Ask Not How This %$*# Toolbar Got Installed In Your Browser…
Designated as malware, by Microsoft security software: the widely-hated Ask Toolbar. This is a result of changes regarding “search protection functionality” – the short version is that any attempt to hijack browser settings is now declared a Bad Thing to be defended against. Since hijacking your browser’s search function is basically all the Ask Toolbar does, Microsoft security software will now flag all but the very latest version as verboten. The Ask Toolbar is bound into all Java installations (including the frequent updates security-conscious users undergo) but also found in other bundles like Symantic’s Norton antivirus products. Ask gets installed by default unless an annoyingly easy-to-miss box is checked off, and widely decried for being difficult to completely uninstall (confirmed through past inadvertent testing by SSL.com researchers), but unfortunate readers can use the Ask Toolbar Remover and take other steps as detailed here to root it out of their systems.
Duqu 2.o vs Kapersky
Hacked, by parties unknown: Kaspersky Lab, discoverers of Flame malware and the possibly-NSA-related “Equation Group“. The attack used sophisticated techniques and exploits related to Duqu malware (which is itself descended from Stuxnet). Dubbed Duqu 2.o, Kaspersky reports the software employed at least one zero-day Windows exploit, a narrowly-targeted spearphishing attack, remote datawipes to remove email and browsing logs, “false flags” to misdirect researchers, and multiple payloads and packages that target specific different portions of a compromised network. One peculiar aspect of Duqu 2.0 is the victims selected – Kaspersky found that besides their own system, targeted systems included some supporting the recent nuclear negotiations with Iran and entities commemorating the 70th anniversary of the liberation of Auschwitz-Birkenau. Stuxnet and its brethren are defined as APTs, or advanced persistent threats. It’s a term we expect to hear more frequently going forward, and Duqu 2.0 looks like the most advanced yet found.
Enabled, by analysis of WhatsApp messages: The apprehension by Belgian police of alleged plotters of a terrorist attack. The arrests (of members of alleged Chechen jihadists) came as a result of messages exchanged using the IM service (recently acquired by Facebook). It is presently unclear as to the exact methods used – metadata analysis or decryption of actual messages – and, if the latter, whether the shoutout to “US authorities” given by the Belgians refers to the NSA. Meanwhile, a bit of dust got kicked up in a scuffle regarding WhatsApp’s encryption methods (which are apparently a work in progress) involving the always-entertaining Moxie Marlinspike.
US CIO Orders Crypto Everywhere.
Ordered, by Tony Scott, the US Chief Information Officer: HTTPS-only connections to all Government sites.

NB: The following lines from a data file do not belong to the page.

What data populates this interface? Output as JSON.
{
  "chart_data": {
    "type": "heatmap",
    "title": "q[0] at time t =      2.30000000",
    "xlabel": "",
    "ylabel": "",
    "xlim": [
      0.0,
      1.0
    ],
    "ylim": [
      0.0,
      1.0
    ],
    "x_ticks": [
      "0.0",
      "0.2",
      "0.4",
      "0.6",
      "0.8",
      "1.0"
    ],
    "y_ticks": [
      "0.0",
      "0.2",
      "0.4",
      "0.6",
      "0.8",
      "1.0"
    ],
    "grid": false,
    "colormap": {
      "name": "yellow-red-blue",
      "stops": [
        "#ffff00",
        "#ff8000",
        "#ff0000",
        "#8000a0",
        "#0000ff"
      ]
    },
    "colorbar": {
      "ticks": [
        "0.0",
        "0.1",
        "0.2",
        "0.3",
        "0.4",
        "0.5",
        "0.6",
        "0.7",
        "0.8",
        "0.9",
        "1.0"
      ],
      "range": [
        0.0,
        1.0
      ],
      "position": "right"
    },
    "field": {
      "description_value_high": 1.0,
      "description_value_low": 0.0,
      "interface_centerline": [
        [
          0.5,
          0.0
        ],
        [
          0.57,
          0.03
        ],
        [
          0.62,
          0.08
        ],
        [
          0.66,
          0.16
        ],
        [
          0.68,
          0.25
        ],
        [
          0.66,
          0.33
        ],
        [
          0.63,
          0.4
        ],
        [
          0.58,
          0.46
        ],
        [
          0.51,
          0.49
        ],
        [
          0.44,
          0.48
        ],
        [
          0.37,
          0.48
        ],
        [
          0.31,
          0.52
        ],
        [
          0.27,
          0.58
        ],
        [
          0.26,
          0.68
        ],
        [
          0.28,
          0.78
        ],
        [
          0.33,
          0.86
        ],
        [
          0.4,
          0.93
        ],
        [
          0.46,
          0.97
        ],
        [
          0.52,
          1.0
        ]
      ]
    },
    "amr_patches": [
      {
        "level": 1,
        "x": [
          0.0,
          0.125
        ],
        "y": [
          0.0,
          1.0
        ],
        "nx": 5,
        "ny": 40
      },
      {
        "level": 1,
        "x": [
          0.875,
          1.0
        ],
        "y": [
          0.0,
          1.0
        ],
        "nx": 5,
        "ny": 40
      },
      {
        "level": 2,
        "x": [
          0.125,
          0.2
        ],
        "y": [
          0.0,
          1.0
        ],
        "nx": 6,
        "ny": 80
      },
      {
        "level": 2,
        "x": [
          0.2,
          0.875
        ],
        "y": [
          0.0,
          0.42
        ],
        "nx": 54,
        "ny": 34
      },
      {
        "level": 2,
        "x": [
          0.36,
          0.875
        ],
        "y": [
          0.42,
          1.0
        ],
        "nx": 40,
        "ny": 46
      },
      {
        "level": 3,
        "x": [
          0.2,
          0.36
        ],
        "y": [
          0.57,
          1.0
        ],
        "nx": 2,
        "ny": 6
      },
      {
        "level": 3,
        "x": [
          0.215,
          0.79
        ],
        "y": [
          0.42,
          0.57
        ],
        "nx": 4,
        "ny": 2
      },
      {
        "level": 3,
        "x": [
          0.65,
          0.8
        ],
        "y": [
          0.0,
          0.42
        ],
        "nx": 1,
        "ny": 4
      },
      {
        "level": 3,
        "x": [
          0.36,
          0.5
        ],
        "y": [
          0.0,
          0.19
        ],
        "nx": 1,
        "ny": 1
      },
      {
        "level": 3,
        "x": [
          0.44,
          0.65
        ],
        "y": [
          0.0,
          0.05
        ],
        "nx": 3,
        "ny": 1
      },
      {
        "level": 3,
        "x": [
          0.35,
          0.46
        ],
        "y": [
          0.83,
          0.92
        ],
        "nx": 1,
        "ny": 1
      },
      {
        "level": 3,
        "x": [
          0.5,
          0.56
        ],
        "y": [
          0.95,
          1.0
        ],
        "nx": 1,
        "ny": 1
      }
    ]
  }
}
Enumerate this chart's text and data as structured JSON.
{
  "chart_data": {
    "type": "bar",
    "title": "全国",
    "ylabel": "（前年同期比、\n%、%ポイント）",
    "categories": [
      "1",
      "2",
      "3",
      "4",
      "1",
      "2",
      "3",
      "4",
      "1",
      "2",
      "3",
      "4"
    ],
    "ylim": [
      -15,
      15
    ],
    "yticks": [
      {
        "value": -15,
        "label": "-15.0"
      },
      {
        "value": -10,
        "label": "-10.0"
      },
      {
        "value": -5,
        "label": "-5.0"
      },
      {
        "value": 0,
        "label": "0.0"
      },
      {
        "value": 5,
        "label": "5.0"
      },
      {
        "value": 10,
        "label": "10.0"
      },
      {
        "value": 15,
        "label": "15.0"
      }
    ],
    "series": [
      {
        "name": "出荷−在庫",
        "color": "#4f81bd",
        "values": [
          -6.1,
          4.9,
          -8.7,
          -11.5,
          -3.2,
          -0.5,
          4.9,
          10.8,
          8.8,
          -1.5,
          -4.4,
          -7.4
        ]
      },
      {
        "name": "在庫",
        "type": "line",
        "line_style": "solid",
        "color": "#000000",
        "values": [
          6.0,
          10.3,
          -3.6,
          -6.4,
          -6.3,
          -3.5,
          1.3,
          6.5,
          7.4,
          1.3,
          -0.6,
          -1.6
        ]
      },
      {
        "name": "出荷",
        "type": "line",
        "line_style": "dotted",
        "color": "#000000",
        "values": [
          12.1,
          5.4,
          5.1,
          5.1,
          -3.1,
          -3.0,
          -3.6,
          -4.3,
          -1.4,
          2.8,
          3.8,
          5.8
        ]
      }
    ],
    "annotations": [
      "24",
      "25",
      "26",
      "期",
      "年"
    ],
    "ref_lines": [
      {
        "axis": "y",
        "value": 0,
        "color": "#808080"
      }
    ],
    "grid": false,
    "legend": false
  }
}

As Scott notes in his directive (PDF), use of insecure connections “leaves Americans vulnerable to known threats, and may reduce their confidence in their government.” The requirement will require HTTPS with HSTS for all external-facing sites by December 31, 2016 (intranets are encouraged but not required). You may remember that we covered this as a non-binding proposal back in March – this week’s announcement is a more definitive requirement with a date certain for action. What makes this even more interesting is that only last week a representative from the FBI stated that internet companies should “prevent encryption above all else“. Tech companies fired back with a trade-group letter to President Obama declaring themselves “opposed to any policy actions or measures that would undermine encryption“. (Meanwhile, legacy issues from the last time the government tried to legislate encryption are still raising serious security risks decades after the fact.)

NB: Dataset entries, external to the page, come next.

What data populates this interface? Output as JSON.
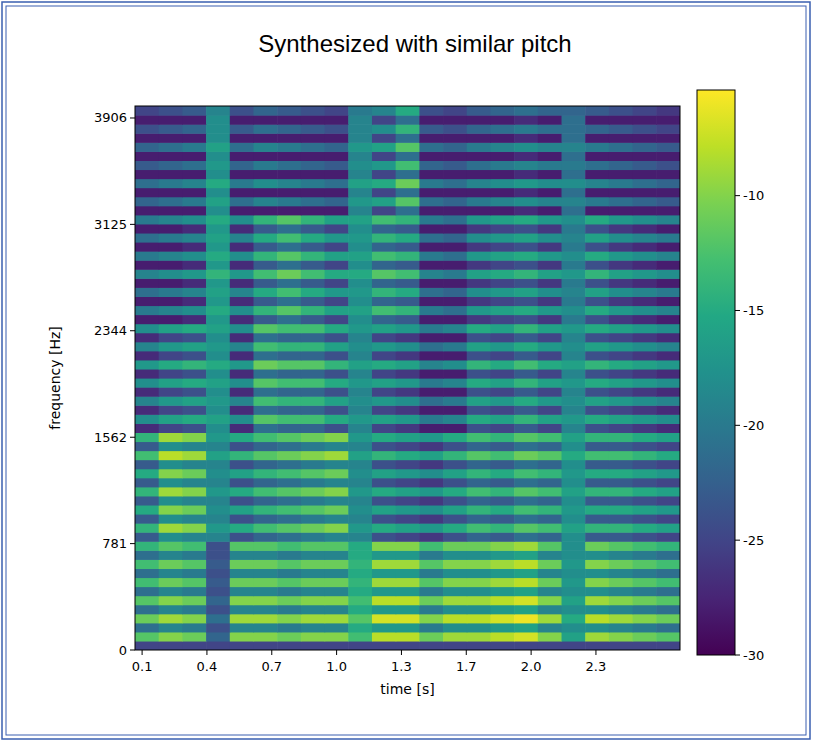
{
  "chart_data": {
    "type": "heatmap",
    "title": "Synthesized with similar pitch",
    "x_label": "time [s]",
    "y_label": "frequency [Hz]",
    "xlim": [
      0.066,
      2.676
    ],
    "ylim": [
      0,
      3994
    ],
    "xticks": [
      0.1,
      {
        "value": 0.4105,
        "label": "0.4"
      },
      {
        "value": 0.721,
        "label": "0.7"
      },
      {
        "value": 1.0315,
        "label": "1.0"
      },
      {
        "value": 1.342,
        "label": "1.3"
      },
      {
        "value": 1.6525,
        "label": "1.7"
      },
      {
        "value": 1.963,
        "label": "2.0"
      },
      {
        "value": 2.2735,
        "label": "2.3"
      }
    ],
    "yticks": [
      0,
      781,
      1562,
      2344,
      3125,
      3906
    ],
    "colorbar": {
      "range": [
        -30,
        -5.4
      ],
      "ticks": [
        -10,
        -15,
        -20,
        -25,
        -30
      ]
    },
    "cells": [
      [
        -25,
        -25,
        -25,
        -25,
        -25,
        -25,
        -25,
        -25,
        -25,
        -25,
        -25,
        -25,
        -25,
        -25,
        -25,
        -25,
        -25,
        -25,
        -25,
        -25,
        -25,
        -25,
        -25
      ],
      [
        -12,
        -10,
        -11,
        -22,
        -10,
        -10,
        -11,
        -10,
        -10,
        -13,
        -8,
        -8,
        -11,
        -9,
        -9,
        -8,
        -7,
        -10,
        -16,
        -9,
        -10,
        -11,
        -12
      ],
      [
        -21,
        -19,
        -20,
        -24,
        -19,
        -19,
        -20,
        -19,
        -19,
        -15,
        -17,
        -17,
        -20,
        -18,
        -18,
        -17,
        -16,
        -19,
        -18,
        -18,
        -19,
        -20,
        -21
      ],
      [
        -11,
        -9,
        -10,
        -21,
        -9,
        -9,
        -10,
        -9,
        -9,
        -12,
        -7,
        -7,
        -10,
        -8,
        -8,
        -7,
        -6,
        -9,
        -15,
        -8,
        -9,
        -10,
        -11
      ],
      [
        -21,
        -19,
        -20,
        -24,
        -19,
        -19,
        -20,
        -19,
        -19,
        -15,
        -17,
        -17,
        -20,
        -18,
        -18,
        -17,
        -16,
        -19,
        -18,
        -18,
        -19,
        -20,
        -21
      ],
      [
        -12,
        -10,
        -11,
        -22,
        -10,
        -10,
        -11,
        -10,
        -10,
        -13,
        -8,
        -8,
        -11,
        -9,
        -9,
        -8,
        -7,
        -10,
        -16,
        -9,
        -10,
        -11,
        -12
      ],
      [
        -21,
        -19,
        -20,
        -24,
        -19,
        -19,
        -20,
        -19,
        -19,
        -15,
        -17,
        -17,
        -20,
        -18,
        -18,
        -17,
        -16,
        -19,
        -18,
        -18,
        -19,
        -20,
        -21
      ],
      [
        -13,
        -11,
        -12,
        -23,
        -11,
        -11,
        -12,
        -11,
        -11,
        -14,
        -9,
        -9,
        -12,
        -10,
        -10,
        -9,
        -8,
        -11,
        -17,
        -10,
        -11,
        -12,
        -13
      ],
      [
        -21,
        -19,
        -20,
        -24,
        -19,
        -19,
        -20,
        -19,
        -19,
        -15,
        -17,
        -17,
        -20,
        -18,
        -18,
        -17,
        -16,
        -19,
        -18,
        -18,
        -19,
        -20,
        -21
      ],
      [
        -13,
        -11,
        -12,
        -23,
        -11,
        -11,
        -12,
        -11,
        -11,
        -14,
        -9,
        -9,
        -12,
        -10,
        -10,
        -9,
        -8,
        -11,
        -17,
        -10,
        -11,
        -12,
        -13
      ],
      [
        -21,
        -19,
        -20,
        -24,
        -19,
        -19,
        -20,
        -19,
        -19,
        -15,
        -17,
        -17,
        -20,
        -18,
        -18,
        -17,
        -16,
        -19,
        -18,
        -18,
        -19,
        -20,
        -21
      ],
      [
        -14,
        -12,
        -13,
        -24,
        -12,
        -12,
        -13,
        -12,
        -12,
        -15,
        -10,
        -10,
        -13,
        -11,
        -11,
        -10,
        -9,
        -12,
        -18,
        -11,
        -12,
        -13,
        -14
      ],
      [
        -23,
        -18,
        -19,
        -19,
        -24,
        -22,
        -21,
        -20,
        -19,
        -19,
        -24,
        -25,
        -26,
        -24,
        -22,
        -23,
        -21,
        -22,
        -18,
        -23,
        -23,
        -24,
        -25
      ],
      [
        -14,
        -9,
        -10,
        -17,
        -15,
        -13,
        -12,
        -11,
        -10,
        -17,
        -15,
        -16,
        -17,
        -15,
        -13,
        -14,
        -12,
        -13,
        -16,
        -14,
        -14,
        -15,
        -16
      ],
      [
        -23,
        -18,
        -19,
        -19,
        -24,
        -22,
        -21,
        -20,
        -19,
        -19,
        -24,
        -25,
        -26,
        -24,
        -22,
        -23,
        -21,
        -22,
        -18,
        -23,
        -23,
        -24,
        -25
      ],
      [
        -15,
        -10,
        -11,
        -18,
        -16,
        -14,
        -13,
        -12,
        -11,
        -18,
        -16,
        -17,
        -18,
        -16,
        -14,
        -15,
        -13,
        -14,
        -17,
        -15,
        -15,
        -16,
        -17
      ],
      [
        -23,
        -18,
        -19,
        -19,
        -24,
        -22,
        -21,
        -20,
        -19,
        -19,
        -24,
        -25,
        -26,
        -24,
        -22,
        -23,
        -21,
        -22,
        -18,
        -23,
        -23,
        -24,
        -25
      ],
      [
        -14,
        -9,
        -10,
        -17,
        -15,
        -13,
        -12,
        -11,
        -10,
        -17,
        -15,
        -16,
        -17,
        -15,
        -13,
        -14,
        -12,
        -13,
        -16,
        -14,
        -14,
        -15,
        -16
      ],
      [
        -23,
        -18,
        -19,
        -19,
        -24,
        -22,
        -21,
        -20,
        -19,
        -19,
        -24,
        -25,
        -26,
        -24,
        -22,
        -23,
        -21,
        -22,
        -18,
        -23,
        -23,
        -24,
        -25
      ],
      [
        -15,
        -10,
        -11,
        -18,
        -16,
        -14,
        -13,
        -12,
        -11,
        -18,
        -16,
        -17,
        -18,
        -16,
        -14,
        -15,
        -13,
        -14,
        -17,
        -15,
        -15,
        -16,
        -17
      ],
      [
        -23,
        -18,
        -19,
        -19,
        -24,
        -22,
        -21,
        -20,
        -19,
        -19,
        -24,
        -25,
        -26,
        -24,
        -22,
        -23,
        -21,
        -22,
        -18,
        -23,
        -23,
        -24,
        -25
      ],
      [
        -13,
        -8,
        -9,
        -16,
        -14,
        -12,
        -11,
        -10,
        -9,
        -16,
        -14,
        -15,
        -16,
        -14,
        -12,
        -13,
        -11,
        -12,
        -15,
        -13,
        -13,
        -14,
        -15
      ],
      [
        -23,
        -18,
        -19,
        -19,
        -24,
        -22,
        -21,
        -20,
        -19,
        -19,
        -24,
        -25,
        -26,
        -24,
        -22,
        -23,
        -21,
        -22,
        -18,
        -23,
        -23,
        -24,
        -25
      ],
      [
        -14,
        -9,
        -10,
        -17,
        -15,
        -13,
        -12,
        -11,
        -10,
        -17,
        -15,
        -16,
        -17,
        -15,
        -13,
        -14,
        -12,
        -13,
        -16,
        -14,
        -14,
        -15,
        -16
      ],
      [
        -27,
        -25,
        -24,
        -18,
        -27,
        -21,
        -22,
        -22,
        -24,
        -19,
        -25,
        -26,
        -28,
        -28,
        -24,
        -25,
        -23,
        -25,
        -19,
        -24,
        -25,
        -26,
        -27
      ],
      [
        -18,
        -16,
        -15,
        -16,
        -18,
        -12,
        -13,
        -13,
        -15,
        -17,
        -16,
        -17,
        -20,
        -19,
        -15,
        -16,
        -14,
        -16,
        -17,
        -15,
        -16,
        -17,
        -18
      ],
      [
        -27,
        -25,
        -24,
        -18,
        -27,
        -21,
        -22,
        -22,
        -24,
        -19,
        -25,
        -26,
        -28,
        -28,
        -24,
        -25,
        -23,
        -25,
        -19,
        -24,
        -25,
        -26,
        -27
      ],
      [
        -19,
        -17,
        -16,
        -17,
        -19,
        -13,
        -14,
        -14,
        -16,
        -18,
        -17,
        -18,
        -21,
        -20,
        -16,
        -17,
        -15,
        -17,
        -18,
        -16,
        -17,
        -18,
        -19
      ],
      [
        -27,
        -25,
        -24,
        -18,
        -27,
        -21,
        -22,
        -22,
        -24,
        -19,
        -25,
        -26,
        -28,
        -28,
        -24,
        -25,
        -23,
        -25,
        -19,
        -24,
        -25,
        -26,
        -27
      ],
      [
        -18,
        -16,
        -15,
        -16,
        -18,
        -12,
        -13,
        -13,
        -15,
        -17,
        -16,
        -17,
        -20,
        -19,
        -15,
        -16,
        -14,
        -16,
        -17,
        -15,
        -16,
        -17,
        -18
      ],
      [
        -27,
        -25,
        -24,
        -18,
        -27,
        -21,
        -22,
        -22,
        -24,
        -19,
        -25,
        -26,
        -28,
        -28,
        -24,
        -25,
        -23,
        -25,
        -19,
        -24,
        -25,
        -26,
        -27
      ],
      [
        -17,
        -15,
        -14,
        -15,
        -17,
        -11,
        -12,
        -12,
        -14,
        -16,
        -15,
        -16,
        -19,
        -18,
        -14,
        -15,
        -13,
        -15,
        -16,
        -14,
        -15,
        -16,
        -17
      ],
      [
        -27,
        -25,
        -24,
        -18,
        -27,
        -21,
        -22,
        -22,
        -24,
        -19,
        -25,
        -26,
        -28,
        -28,
        -24,
        -25,
        -23,
        -25,
        -19,
        -24,
        -25,
        -26,
        -27
      ],
      [
        -19,
        -17,
        -16,
        -17,
        -19,
        -13,
        -14,
        -14,
        -16,
        -18,
        -17,
        -18,
        -21,
        -20,
        -16,
        -17,
        -15,
        -17,
        -18,
        -16,
        -17,
        -18,
        -19
      ],
      [
        -27,
        -25,
        -24,
        -18,
        -27,
        -21,
        -22,
        -22,
        -24,
        -19,
        -25,
        -26,
        -28,
        -28,
        -24,
        -25,
        -23,
        -25,
        -19,
        -24,
        -25,
        -26,
        -27
      ],
      [
        -18,
        -16,
        -15,
        -16,
        -18,
        -12,
        -13,
        -13,
        -15,
        -17,
        -16,
        -17,
        -20,
        -19,
        -15,
        -16,
        -14,
        -16,
        -17,
        -15,
        -16,
        -17,
        -18
      ],
      [
        -28,
        -28,
        -27,
        -17,
        -27,
        -23,
        -21,
        -23,
        -25,
        -18,
        -22,
        -23,
        -28,
        -28,
        -26,
        -25,
        -24,
        -26,
        -20,
        -24,
        -26,
        -27,
        -28
      ],
      [
        -20,
        -19,
        -18,
        -15,
        -18,
        -14,
        -12,
        -14,
        -16,
        -16,
        -13,
        -14,
        -20,
        -21,
        -17,
        -16,
        -15,
        -17,
        -18,
        -15,
        -17,
        -18,
        -19
      ],
      [
        -28,
        -28,
        -27,
        -17,
        -27,
        -23,
        -21,
        -23,
        -25,
        -18,
        -22,
        -23,
        -28,
        -28,
        -26,
        -25,
        -24,
        -26,
        -20,
        -24,
        -26,
        -27,
        -28
      ],
      [
        -21,
        -20,
        -19,
        -16,
        -19,
        -15,
        -13,
        -15,
        -17,
        -17,
        -14,
        -15,
        -21,
        -22,
        -18,
        -17,
        -16,
        -18,
        -19,
        -16,
        -18,
        -19,
        -20
      ],
      [
        -28,
        -28,
        -27,
        -17,
        -27,
        -23,
        -21,
        -23,
        -25,
        -18,
        -22,
        -23,
        -28,
        -28,
        -26,
        -25,
        -24,
        -26,
        -20,
        -24,
        -26,
        -27,
        -28
      ],
      [
        -19,
        -18,
        -17,
        -14,
        -17,
        -13,
        -11,
        -13,
        -15,
        -15,
        -12,
        -13,
        -19,
        -20,
        -16,
        -15,
        -14,
        -16,
        -17,
        -14,
        -16,
        -17,
        -18
      ],
      [
        -28,
        -28,
        -27,
        -17,
        -27,
        -23,
        -21,
        -23,
        -25,
        -18,
        -22,
        -23,
        -28,
        -28,
        -26,
        -25,
        -24,
        -26,
        -20,
        -24,
        -26,
        -27,
        -28
      ],
      [
        -20,
        -19,
        -18,
        -15,
        -18,
        -14,
        -12,
        -14,
        -16,
        -16,
        -13,
        -14,
        -20,
        -21,
        -17,
        -16,
        -15,
        -17,
        -18,
        -15,
        -17,
        -18,
        -19
      ],
      [
        -28,
        -28,
        -27,
        -17,
        -27,
        -23,
        -21,
        -23,
        -25,
        -18,
        -22,
        -23,
        -28,
        -28,
        -26,
        -25,
        -24,
        -26,
        -20,
        -24,
        -26,
        -27,
        -28
      ],
      [
        -21,
        -20,
        -19,
        -16,
        -19,
        -15,
        -13,
        -15,
        -17,
        -17,
        -14,
        -15,
        -21,
        -22,
        -18,
        -17,
        -16,
        -18,
        -19,
        -16,
        -18,
        -19,
        -20
      ],
      [
        -28,
        -28,
        -27,
        -17,
        -27,
        -23,
        -21,
        -23,
        -25,
        -18,
        -22,
        -23,
        -28,
        -28,
        -26,
        -25,
        -24,
        -26,
        -20,
        -24,
        -26,
        -27,
        -28
      ],
      [
        -20,
        -19,
        -18,
        -15,
        -18,
        -14,
        -12,
        -14,
        -16,
        -16,
        -13,
        -14,
        -20,
        -21,
        -17,
        -16,
        -15,
        -17,
        -18,
        -15,
        -17,
        -18,
        -19
      ],
      [
        -28,
        -28,
        -28,
        -18,
        -28,
        -28,
        -28,
        -28,
        -28,
        -19,
        -25,
        -21,
        -28,
        -28,
        -28,
        -28,
        -27,
        -28,
        -21,
        -28,
        -28,
        -28,
        -28
      ],
      [
        -22,
        -21,
        -20,
        -16,
        -21,
        -19,
        -20,
        -21,
        -22,
        -17,
        -16,
        -12,
        -21,
        -22,
        -20,
        -19,
        -18,
        -19,
        -19,
        -20,
        -21,
        -22,
        -23
      ],
      [
        -28,
        -28,
        -28,
        -18,
        -28,
        -28,
        -28,
        -28,
        -28,
        -19,
        -25,
        -21,
        -28,
        -28,
        -28,
        -28,
        -27,
        -28,
        -21,
        -28,
        -28,
        -28,
        -28
      ],
      [
        -21,
        -20,
        -19,
        -15,
        -20,
        -18,
        -19,
        -20,
        -21,
        -16,
        -15,
        -11,
        -20,
        -21,
        -19,
        -18,
        -17,
        -18,
        -18,
        -19,
        -20,
        -21,
        -22
      ],
      [
        -28,
        -28,
        -28,
        -18,
        -28,
        -28,
        -28,
        -28,
        -28,
        -19,
        -25,
        -21,
        -28,
        -28,
        -28,
        -28,
        -27,
        -28,
        -21,
        -28,
        -28,
        -28,
        -28
      ],
      [
        -23,
        -22,
        -21,
        -17,
        -22,
        -20,
        -21,
        -22,
        -23,
        -18,
        -17,
        -13,
        -22,
        -23,
        -21,
        -20,
        -19,
        -20,
        -20,
        -21,
        -22,
        -23,
        -24
      ],
      [
        -28,
        -28,
        -28,
        -18,
        -28,
        -28,
        -28,
        -28,
        -28,
        -19,
        -25,
        -21,
        -28,
        -28,
        -28,
        -28,
        -27,
        -28,
        -21,
        -28,
        -28,
        -28,
        -28
      ],
      [
        -22,
        -21,
        -20,
        -16,
        -21,
        -19,
        -20,
        -21,
        -22,
        -17,
        -16,
        -12,
        -21,
        -22,
        -20,
        -19,
        -18,
        -19,
        -19,
        -20,
        -21,
        -22,
        -23
      ],
      [
        -28,
        -28,
        -28,
        -18,
        -28,
        -28,
        -28,
        -28,
        -28,
        -19,
        -25,
        -21,
        -28,
        -28,
        -28,
        -28,
        -27,
        -28,
        -21,
        -28,
        -28,
        -28,
        -28
      ],
      [
        -24,
        -23,
        -22,
        -18,
        -23,
        -21,
        -22,
        -23,
        -24,
        -19,
        -18,
        -14,
        -23,
        -24,
        -22,
        -21,
        -20,
        -21,
        -21,
        -22,
        -23,
        -24,
        -25
      ],
      [
        -28,
        -28,
        -28,
        -18,
        -28,
        -28,
        -28,
        -28,
        -28,
        -19,
        -25,
        -21,
        -28,
        -28,
        -28,
        -28,
        -27,
        -28,
        -21,
        -28,
        -28,
        -28,
        -28
      ],
      [
        -25,
        -24,
        -23,
        -19,
        -24,
        -22,
        -23,
        -24,
        -25,
        -20,
        -19,
        -15,
        -24,
        -25,
        -23,
        -22,
        -21,
        -22,
        -22,
        -23,
        -24,
        -25,
        -26
      ]
    ]
  }
}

As always, the security universe is chock-full of interesting items we didn’t get to – so nothing about Apple’s recent, slightly improbable push to position itself as a privacy champion, or a claim that the recent OPM hack compromised every single current Federal employee (plus a couple million retirees), or the assessment of the cost to the US economy from business lost due to NSA practices ($35 billion is the conservative estimate) – but we’ll be back next Friday with more. As always, we at SSL.com appreciate your reading these words, and remind you that a safer internet is a better internet.